I could go on about other layers, but I think these are the important ones. Amy and I have survived the onslaught of grief that has been present almost since the very first day of our marriage, and we’ve grown stronger and more human in the process. I think suffering will do that to a person: it tries to reduce you to rubble, but you find a way through, holding onto the person at your side even more strongly and intentionally. In the words of Snow Patrol:
All these broken pieces fit together
To make a perfect picture of us
It got cold and then dark so suddenly and rained
It rained so hard the two of us were the only thing
That we could see for miles and miles
And in the middle of the flood I felt my worth
When you held onto me like I was your little life raft
Please know that you were mine as well…
Four years. Four hard years. Here’s to many more, much happier ones to come.

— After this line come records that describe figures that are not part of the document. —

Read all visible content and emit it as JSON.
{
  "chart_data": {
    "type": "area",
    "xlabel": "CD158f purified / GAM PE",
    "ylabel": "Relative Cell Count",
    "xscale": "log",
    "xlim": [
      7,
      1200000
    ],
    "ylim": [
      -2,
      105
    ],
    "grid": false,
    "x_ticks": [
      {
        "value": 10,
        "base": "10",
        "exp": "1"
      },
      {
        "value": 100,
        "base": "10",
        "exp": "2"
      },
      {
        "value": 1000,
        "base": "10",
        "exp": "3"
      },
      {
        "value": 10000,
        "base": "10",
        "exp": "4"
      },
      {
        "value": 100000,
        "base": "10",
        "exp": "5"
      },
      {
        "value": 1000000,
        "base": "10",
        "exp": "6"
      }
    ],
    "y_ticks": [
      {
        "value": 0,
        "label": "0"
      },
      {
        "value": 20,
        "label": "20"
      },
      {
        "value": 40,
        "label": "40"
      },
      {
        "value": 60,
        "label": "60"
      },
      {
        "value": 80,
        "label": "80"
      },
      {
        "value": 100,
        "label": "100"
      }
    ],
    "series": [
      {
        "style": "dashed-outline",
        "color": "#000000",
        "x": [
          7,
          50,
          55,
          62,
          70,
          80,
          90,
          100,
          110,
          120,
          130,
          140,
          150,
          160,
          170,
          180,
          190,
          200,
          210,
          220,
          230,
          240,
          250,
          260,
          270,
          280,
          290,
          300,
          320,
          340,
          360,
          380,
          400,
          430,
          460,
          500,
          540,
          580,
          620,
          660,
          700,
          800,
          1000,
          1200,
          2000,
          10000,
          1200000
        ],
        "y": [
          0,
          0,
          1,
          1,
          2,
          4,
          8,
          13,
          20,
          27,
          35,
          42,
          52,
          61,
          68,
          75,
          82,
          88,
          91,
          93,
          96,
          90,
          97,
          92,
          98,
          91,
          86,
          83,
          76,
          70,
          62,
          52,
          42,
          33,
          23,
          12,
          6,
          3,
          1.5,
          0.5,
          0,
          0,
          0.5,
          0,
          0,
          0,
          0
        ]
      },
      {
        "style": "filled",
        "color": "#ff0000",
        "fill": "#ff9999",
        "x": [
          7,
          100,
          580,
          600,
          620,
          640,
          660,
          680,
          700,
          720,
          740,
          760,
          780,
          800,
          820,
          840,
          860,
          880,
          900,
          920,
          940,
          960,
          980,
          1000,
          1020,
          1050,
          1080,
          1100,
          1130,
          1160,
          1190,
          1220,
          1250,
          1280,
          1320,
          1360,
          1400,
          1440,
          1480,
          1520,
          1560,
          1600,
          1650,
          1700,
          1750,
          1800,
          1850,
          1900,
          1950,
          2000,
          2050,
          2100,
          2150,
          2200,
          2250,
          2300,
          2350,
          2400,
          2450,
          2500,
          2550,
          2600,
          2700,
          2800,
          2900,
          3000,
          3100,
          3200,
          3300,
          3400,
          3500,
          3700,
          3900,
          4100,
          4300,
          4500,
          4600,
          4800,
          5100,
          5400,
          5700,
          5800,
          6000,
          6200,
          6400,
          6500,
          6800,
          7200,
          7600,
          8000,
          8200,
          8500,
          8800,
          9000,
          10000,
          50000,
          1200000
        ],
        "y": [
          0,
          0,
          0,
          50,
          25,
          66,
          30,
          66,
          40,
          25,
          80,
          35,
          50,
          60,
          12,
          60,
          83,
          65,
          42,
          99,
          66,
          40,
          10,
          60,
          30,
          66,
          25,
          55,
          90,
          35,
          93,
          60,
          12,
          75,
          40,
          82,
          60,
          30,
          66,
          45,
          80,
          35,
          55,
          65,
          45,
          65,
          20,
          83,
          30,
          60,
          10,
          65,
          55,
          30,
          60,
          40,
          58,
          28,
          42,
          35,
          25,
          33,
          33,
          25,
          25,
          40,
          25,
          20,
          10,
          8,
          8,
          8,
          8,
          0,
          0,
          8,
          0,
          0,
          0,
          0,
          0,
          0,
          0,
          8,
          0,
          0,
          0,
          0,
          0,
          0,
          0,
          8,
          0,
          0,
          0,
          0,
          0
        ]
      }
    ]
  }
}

Beautifully written blog post. Thank you for your sharing.
Your journey and your ability to write about it and share with others is yet another way the two of you come together in your healing. You offer others a light to guide and show those around you, as well as yourselves, that we are all so much stronger than we can ever know. Your loss is forever a part of your lives…continue making meaning from it. Your writing is healing. Thank you for sharing.